Le soleil sera brûlant sur l’ensemble du pays vendredi, avec 19 départements du sud-ouest au Finistère placés en vigilance orange canicule par Météo-France. Le seuil des 40°C n’avait été dépassé qu’une fois dans les années 1960 et une fois dans les années 1970 en France. Il est voué à devenir plus fréquent.

Le danger des canicules pour le corps est que les nuits restent chaudes et nous épuisent. Perpignan a déjà subi 42 nuits tropicales (plus de 20°C) cette année, contre en moyenne 15 dans les années 1960, selon Jean-Michel Soubeyroux de Météo-France.

L’été 2022 en France s’approche déjà de ce que serait « un été moyen du milieu de siècle » dans un des scénarios pessimistes du réchauffement climatique, dit-il à l’AFP. Même dans un scénario intermédiaire, autour de 2050, les Lyonnais, par exemple, pourraient subir 35 nuits tropicales par an, au lieu de 14.

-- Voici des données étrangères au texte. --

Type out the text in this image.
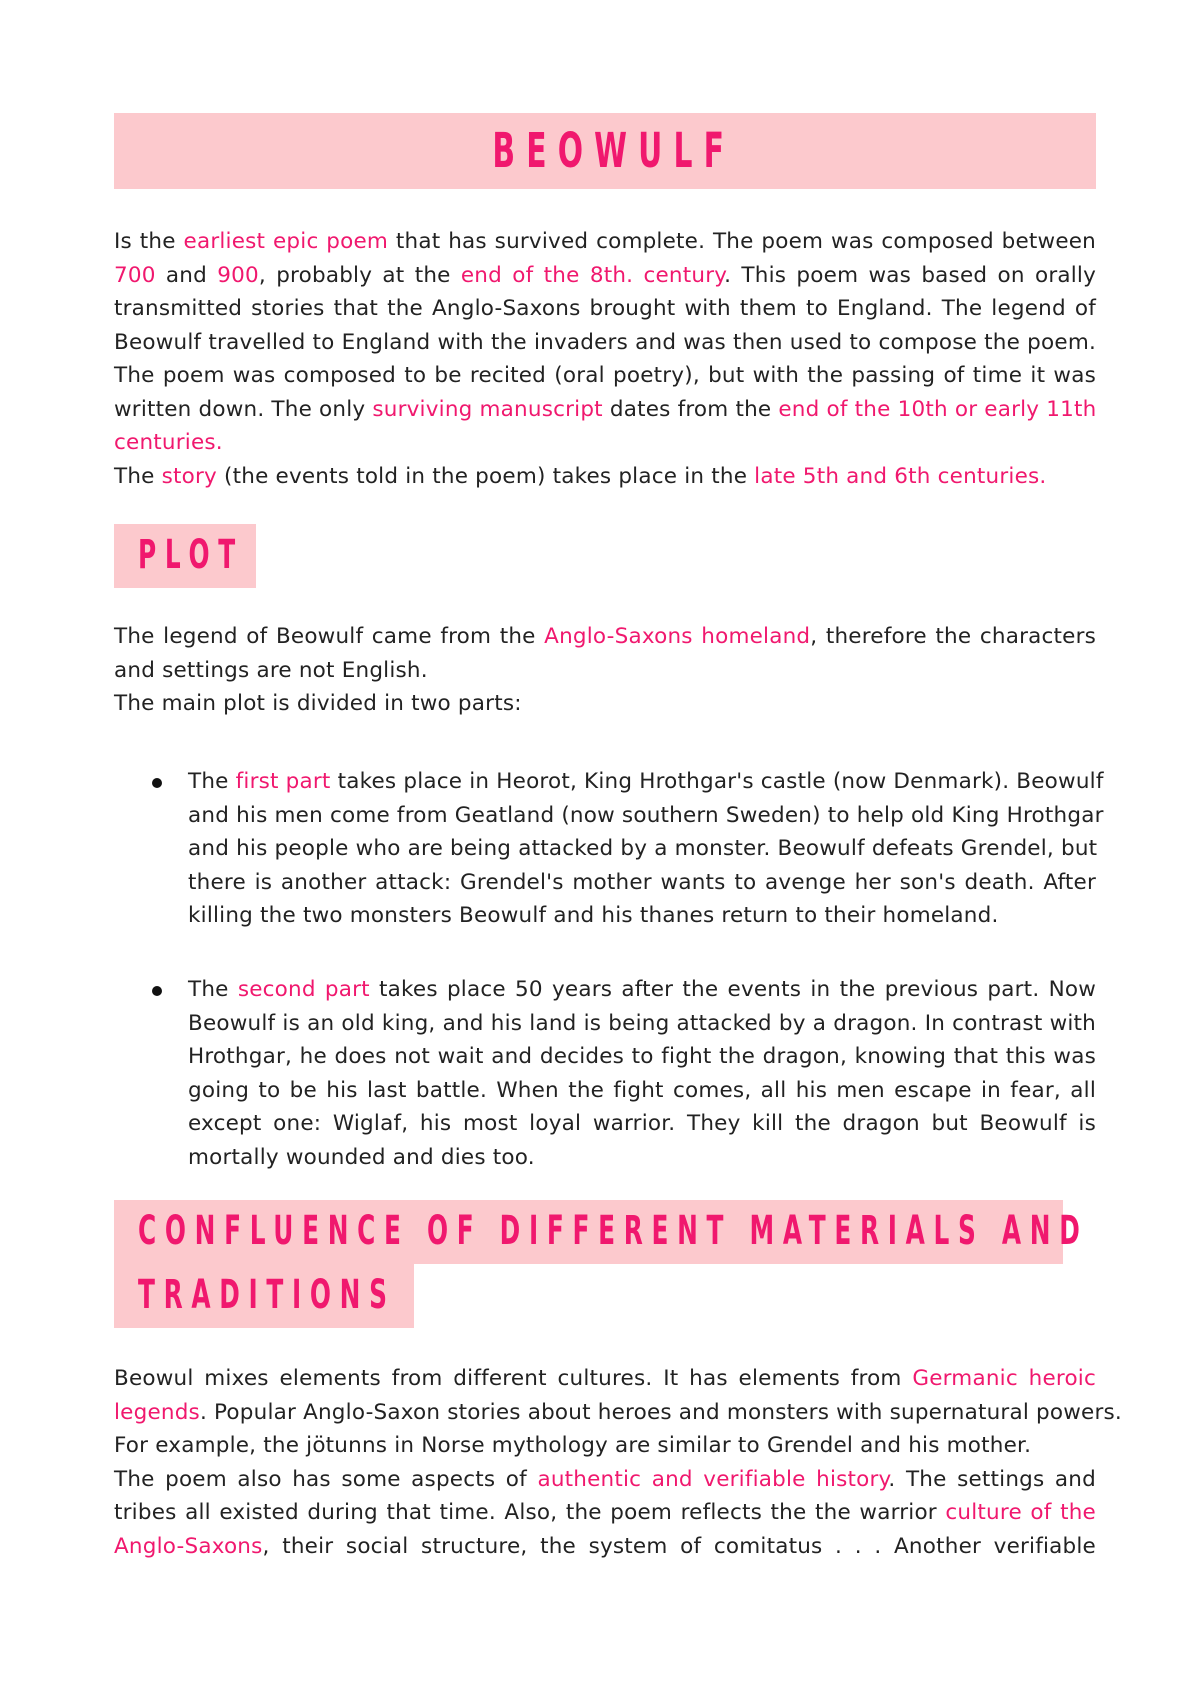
BEOWULF
Is the earliest epic poem that has survived complete. The poem was composed between
700 and 900, probably at the end of the 8th. century. This poem was based on orally
transmitted stories that the Anglo-Saxons brought with them to England. The legend of
Beowulf travelled to England with the invaders and was then used to compose the poem.
The poem was composed to be recited (oral poetry), but with the passing of time it was
written down. The only surviving manuscript dates from the end of the 10th or early 11th
centuries.
The story (the events told in the poem) takes place in the late 5th and 6th centuries.
PLOT
The legend of Beowulf came from the Anglo-Saxons homeland, therefore the characters
and settings are not English.
The main plot is divided in two parts:
The first part takes place in Heorot, King Hrothgar's castle (now Denmark). Beowulf
and his men come from Geatland (now southern Sweden) to help old King Hrothgar
and his people who are being attacked by a monster. Beowulf defeats Grendel, but
there is another attack: Grendel's mother wants to avenge her son's death. After
killing the two monsters Beowulf and his thanes return to their homeland.
The second part takes place 50 years after the events in the previous part. Now
Beowulf is an old king, and his land is being attacked by a dragon. In contrast with
Hrothgar, he does not wait and decides to fight the dragon, knowing that this was
going to be his last battle. When the fight comes, all his men escape in fear, all
except one: Wiglaf, his most loyal warrior. They kill the dragon but Beowulf is
mortally wounded and dies too.
CONFLUENCE OF DIFFERENT MATERIALS AND
TRADITIONS
Beowul mixes elements from different cultures. It has elements from Germanic heroic
legends. Popular Anglo-Saxon stories about heroes and monsters with supernatural powers.
For example, the jötunns in Norse mythology are similar to Grendel and his mother.
The poem also has some aspects of authentic and verifiable history. The settings and
tribes all existed during that time. Also, the poem reflects the the warrior culture of the
Anglo-Saxons, their social structure, the system of comitatus . . . Another verifiable
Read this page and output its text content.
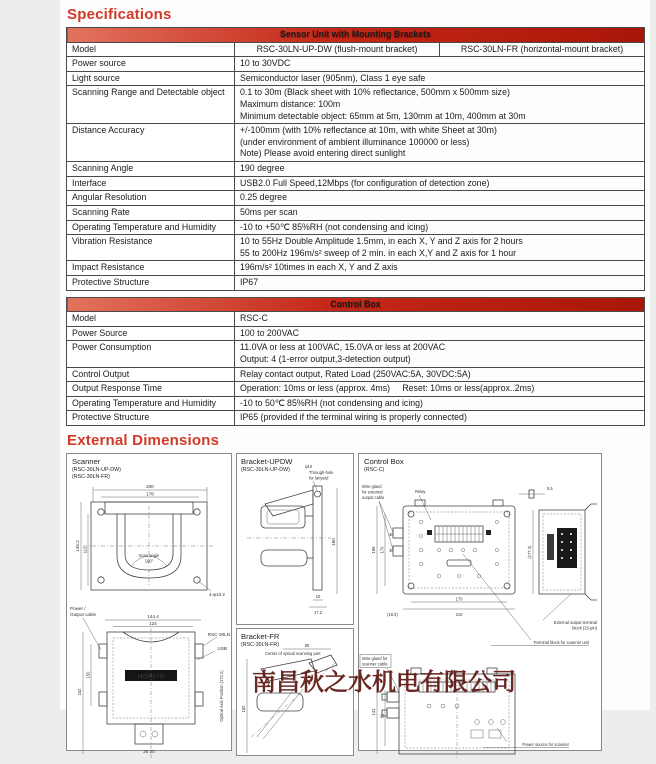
Specifications
Sensor Unit with Mounting Brackets		
Model	RSC-30LN-UP-DW (flush-mount bracket)	RSC-30LN-FR (horizontal-mount bracket)
Power source	10 to 30VDC	

Light source	Semiconductor laser (905nm), Class 1 eye safe	

Scanning Range and Detectable object	0.1 to 30m (Black sheet with 10% reflectance, 500mm x 500mm size)
Maximum distance: 100m
Minimum detectable object: 65mm at 5m, 130mm at 10m, 400mm at 30m	

Distance Accuracy	+/-100mm (with 10% reflectance at 10m, with white Sheet at 30m)
(under environment of ambient illuminance 100000 or less)
Note) Please avoid entering direct sunlight	

Scanning Angle	190 degree	

Interface	USB2.0 Full Speed,12Mbps (for configuration of detection zone)	

Angular Resolution	0.25 degree	

Scanning Rate	50ms per scan	

Operating Temperature and Humidity	-10 to +50℃ 85%RH (not condensing and icing)	

Vibration Resistance	10 to 55Hz Double Amplitude 1.5mm, in each X, Y and Z axis for 2 hours
55 to 200Hz 196m/s² sweep of 2 min. in each X,Y and Z axis for 1 hour	

Impact Resistance	196m/s² 10times in each X, Y and Z axis	

Protective Structure	IP67	
Control Box	
Model	RSC-C

Power Source	100 to 200VAC

Power Consumption	11.0VA or less at 100VAC, 15.0VA or less at 200VAC
Output: 4 (1-error output,3-detection output)

Control Output	Relay contact output, Rated Load (250VAC:5A, 30VDC:5A)

Output Response Time	Operation: 10ms or less (approx. 4ms)     Reset: 10ms or less(approx..2ms)

Operating Temperature and Humidity	-10 to 50℃ 85%RH (not condensing and icing)

Protective Structure	IP65 (provided if the terminal wiring is properly connected)
External Dimensions
Scanner
(RSC-30LN-UP-DW)
(RSC-30LN-FR)
200
178
Scan angle
190°
4-φ10.2
145.2 112
Power /
Output cable	144.4
124
HOKUYO
RSC-30LN
USB
242
150	Optical Axis Position (172.2)
20 20
Bracket-UPDW
(RSC-30LN-UP-DW)
φ10
Through-hole
for lanyard
160
10
17.2
Bracket-FR
(RSC-30LN-FR)	80
Center of optical scanning part
150
Control Box
(RSC-C)
Wire gland
for external
output cable
Relay
5.5
195 170
30
30
170
210
(18.3)
(177.3)
External output terminal
block (15-pin)
Terminal block for scanner unit
Wire gland for
scanner cable
141
81
Power source for scanner
南昌秋之水机电有限公司
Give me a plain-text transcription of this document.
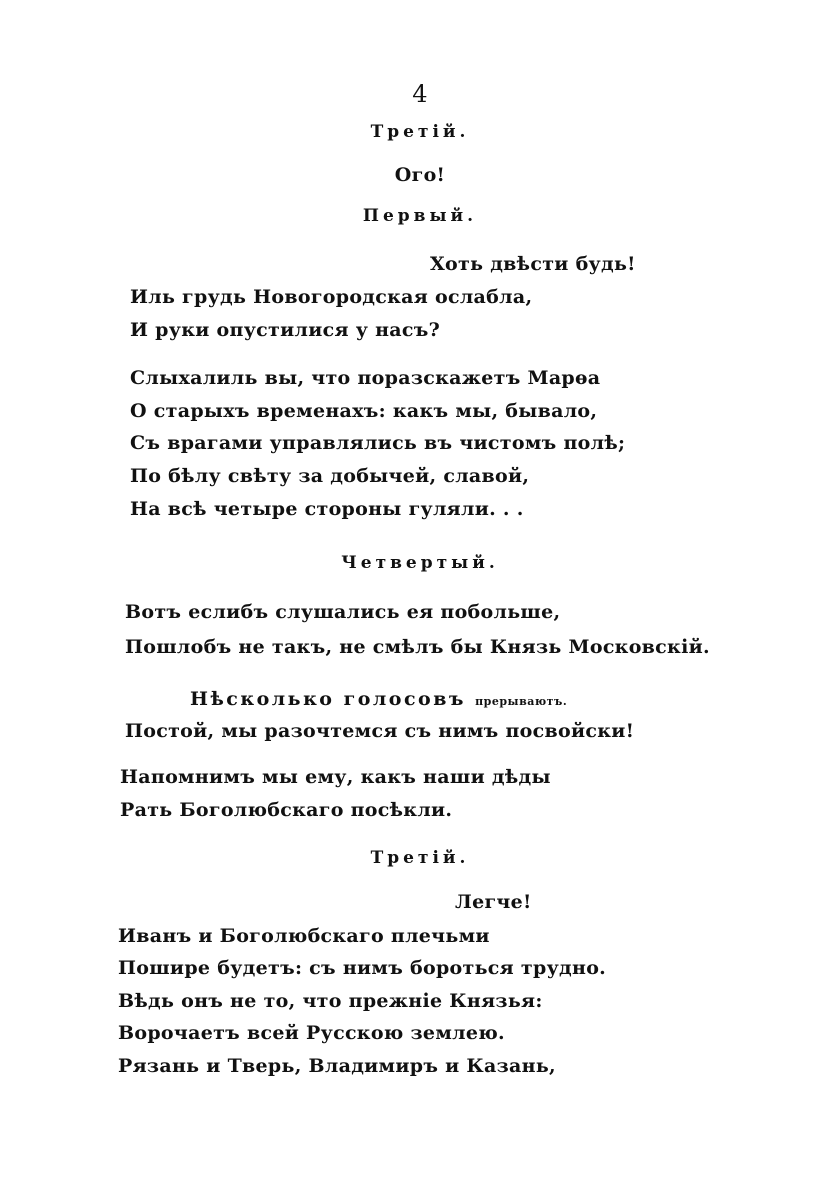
4
Третій.
Ого!
Первый.
Хоть двѣсти будь!
Иль грудь Новогородская ослабла,
И руки опустилися у насъ?
Слыхалиль вы, что поразскажетъ Марѳа
О старыхъ временахъ: какъ мы, бывало,
Съ врагами управлялись въ чистомъ полѣ;
По бѣлу свѣту за добычей, славой,
На всѣ четыре стороны гуляли. . .
Четвертый.
Вотъ еслибъ слушались ея побольше,
Пошлобъ не такъ, не смѣлъ бы Князь Московскій.
Нѣсколько голосовъ прерываютъ.
Постой, мы разочтемся съ нимъ посвойски!
Напомнимъ мы ему, какъ наши дѣды
Рать Боголюбскаго посѣкли.
Третій.
Легче!
Иванъ и Боголюбскаго плечьми
Пошире будетъ: съ нимъ бороться трудно.
Вѣдь онъ не то, что прежніе Князья:
Ворочаетъ всей Русскою землею.
Рязань и Тверь, Владимиръ и Казань,
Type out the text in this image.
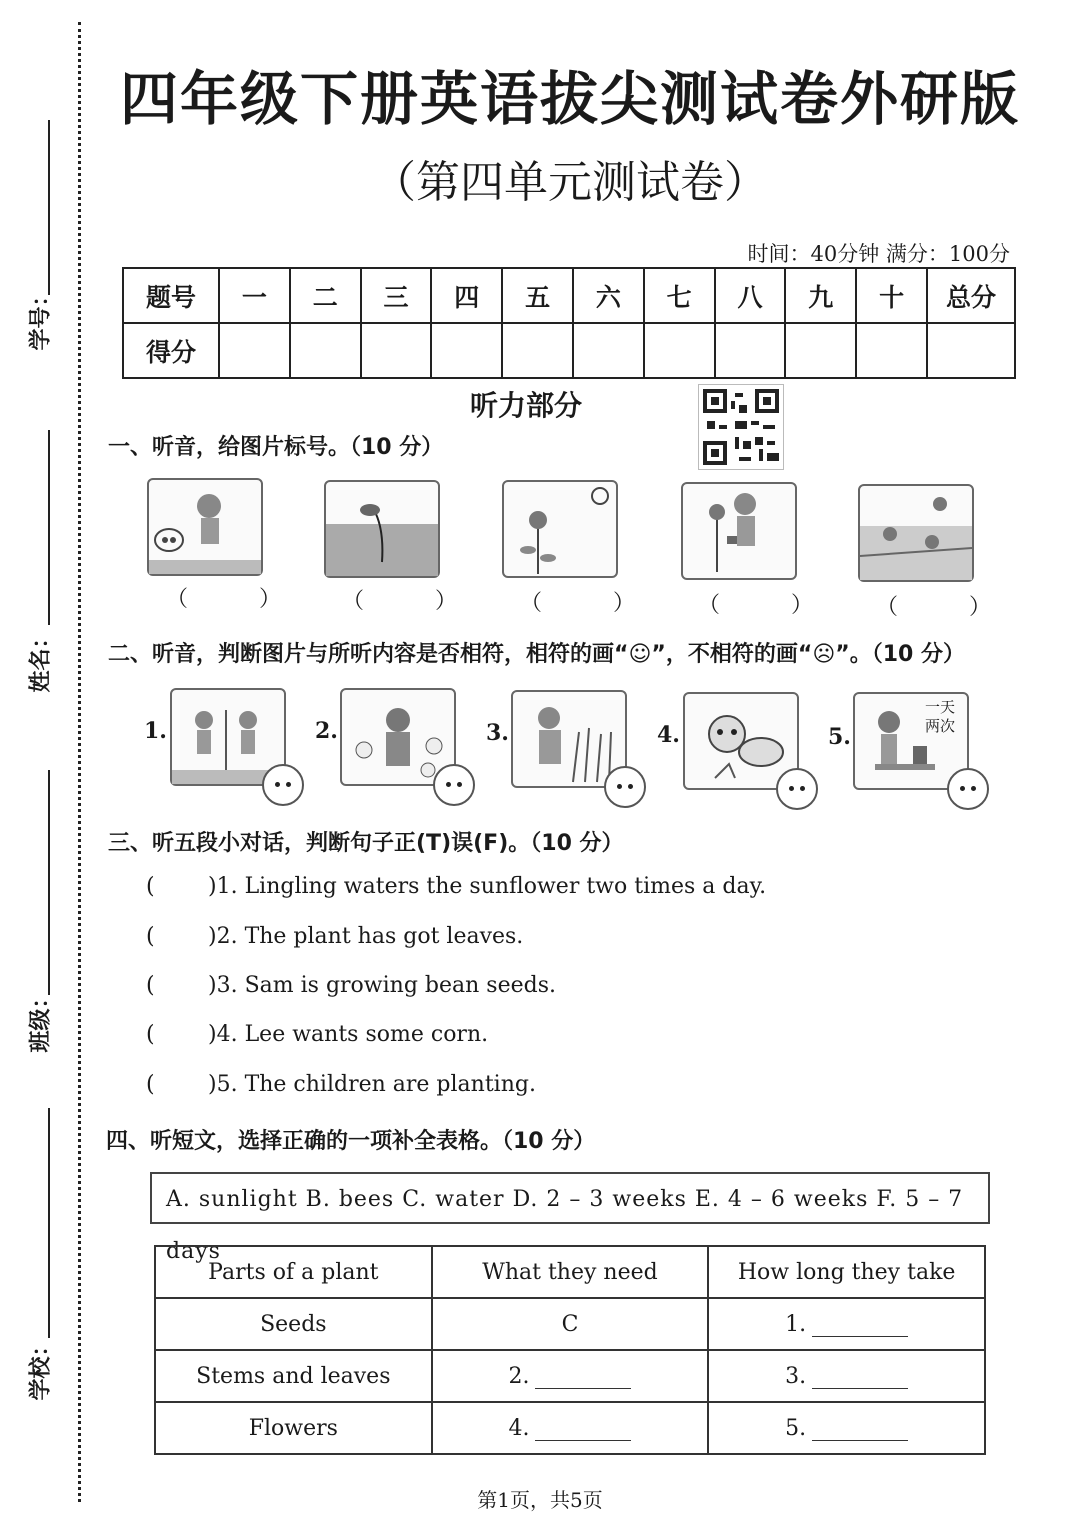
学号：
姓名：
班级：
学校：
四年级下册英语拔尖测试卷外研版
（第四单元测试卷）
时间：40分钟 满分：100分
题号	一	二	三	四	五	六	七	八	九	十	总分
得分											
听力部分
一、听音，给图片标号。（10 分）
（ ） （ ） （ ） （ ） （ ）
二、听音，判断图片与所听内容是否相符，相符的画“☺”，不相符的画“☹”。（10 分）
1.	2.	3.	4.	5.
一天
两次
三、听五段小对话，判断句子正(T)误(F)。（10 分）
( )1. Lingling waters the sunflower two times a day.
( )2. The plant has got leaves.
( )3. Sam is growing bean seeds.
( )4. Lee wants some corn.
( )5. The children are planting.
四、听短文，选择正确的一项补全表格。（10 分）
A. sunlight B. bees C. water D. 2 – 3 weeks E. 4 – 6 weeks F. 5 – 7 days
Parts of a plant	What they need	How long they take
Seeds	C	1.
Stems and leaves	2.	3.
Flowers	4.	5.
第1页，共5页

Combat de tout instant à Landiras

Sur la zone du pire feu de forêt français du moment, près de Landiras, en Gironde, il devrait encore faire 37°C vendredi, après 41°C jeudi, où 1.100 pompiers combattent jour et nuit. Pour les épauler, 361 pompiers européens – allemands, polonais, autrichiens ou roumains - ainsi que des Canadair italiens, grecs et suédois ont pris jeudi la route du sud-ouest.

Trois fois plus d’hectares en France ont brûlé que la moyenne annuelle des dix dernières années, et l’année est record dans l’Union européenne depuis le début des relevés en 2006. Même le Jura, au climat normalement plus modéré, est frappé : depuis mardi, deux incendies ont dévoré environ 660 hectares de forêt dans le sud du département. Jeudi en fin d’après-midi, la progression de l’un des feux sur les communes de Vescles et Cernona pu être « ralentie » alors que l’autre, à une vingtaine de km au sud-ouest, a été « fixé », selon la préfecture.

Avant la tombée de la nuit, le feu continuait en revanche toujours de progresser en Isère sur la commune de Vif et en Ardèche près de Vallon-Pont d’Arc. Dans la Drôme, l’incendie n’était toujours pas fixé dans le massif du Diois à Romeyer.

La pluie tant attendue, par les pompiers comme par les autres habitants, arrivera par des orages vendredi soir sur les Alpes et les Pyrénées, mais seulement à partir de samedi soir sur le reste de la France.